After reading this I realised we don't actually have to hand off the GVL when the mutex is handed off. The thread that signalled the condition variable and unlocked the mutex could keep running, and the mutex could then be "reserved" for the thread that was woken up. If the unlocking thread then attempted to lock the mutex again, only then would it be put to sleep and a switch to the thread holding the "reservation" would happen. Yes, it's more context switches (only if the unlocking thread tries to lock again), but that probably doesn't matter so much on the scale of Ruby performance. The unlocking thread can continue to run after unlocking, though.
(Sorry for my real-time musing on the bugtracker)
Updated by ioquatix (Samuel Williams) over 1 year ago
I like this idea.
Updated by kjtsanaktsidis (KJ Tsanaktsidis) over 1 year ago
I finished spiking out a bit of a POC of how this kind of handoff could work - https://github.com/ruby/ruby/pull/7977
I'm sure it is chock-a-block full of other fun bugs, but it seems to make your reproduction script work; it runs to completion in 10 seconds now instead of crashing after ~500ms.
WDYT? Is this an approach that's worth pursuing?

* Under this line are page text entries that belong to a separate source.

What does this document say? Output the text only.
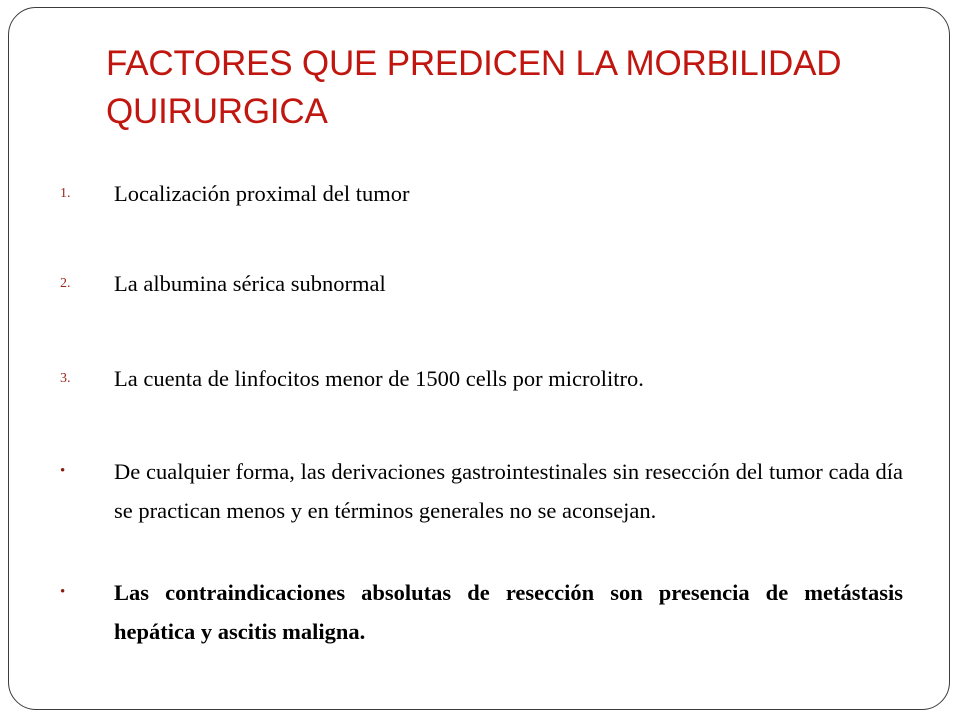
FACTORES QUE PREDICEN LA MORBILIDAD QUIRURGICA
1. Localización proximal del tumor
2. La albumina sérica subnormal
3. La cuenta de linfocitos menor de 1500 cells por microlitro.
• De cualquier forma, las derivaciones gastrointestinales sin resección del tumor cada día se practican menos y en términos generales no se aconsejan.
• Las contraindicaciones absolutas de resección son presencia de metástasis hepática y ascitis maligna.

Updated by kjtsanaktsidis (KJ Tsanaktsidis) over 1 year ago
@ioquatix (Samuel Williams) any thboughts? :)
Updated by kjtsanaktsidis (KJ Tsanaktsidis) about 1 year ago
@ioquatix (Samuel Williams) do we want to do anything about this?
This really did stem from a real bug in somebody's code it seems (https://github.com/socketry/async/issues/99) so I guess it would be good to do something. The "something"s we cooked up so far seem to be...
- Add a ConditionVariable#wait_for method which takes a block and returns whether or not the wakeup was actually not spurious (from the application's perspective - i.e. can the thread make forward progress now, or does it need to wait on the condvar again?). Pros: admits a fairly simple implementation, and the API kind of feels more ruby-like anyway; Cons: requires code to actually use the new API
- Make Mutex#unlock cause the calling thread to give up the GVL and schedule the thread waiting for the mutex instead. Pros: sort of simple, solves the problem for users of the current API Cons: probably not great for performance (the calling thread might have been about to do some IO anyway, so if we'd just given it a bit more time it would be sleeping doing something productive (waiting for IO) instead of just being blocked on the GVL).
- Make Mutex be "reserved" for a thread if it's blocked on Mutex#lock, so that if the thread which currently has the mutex calls #unlock and then #lock again, it will find the mutex is reserved for someone else and transfer control. Pros: solves the problem for users of the current API; Cons: Pretty complex (https://github.com/ruby/ruby/pull/8331)
What is the next step for this? Should I put this on the agenda for a dev meeting to discuss? Something else?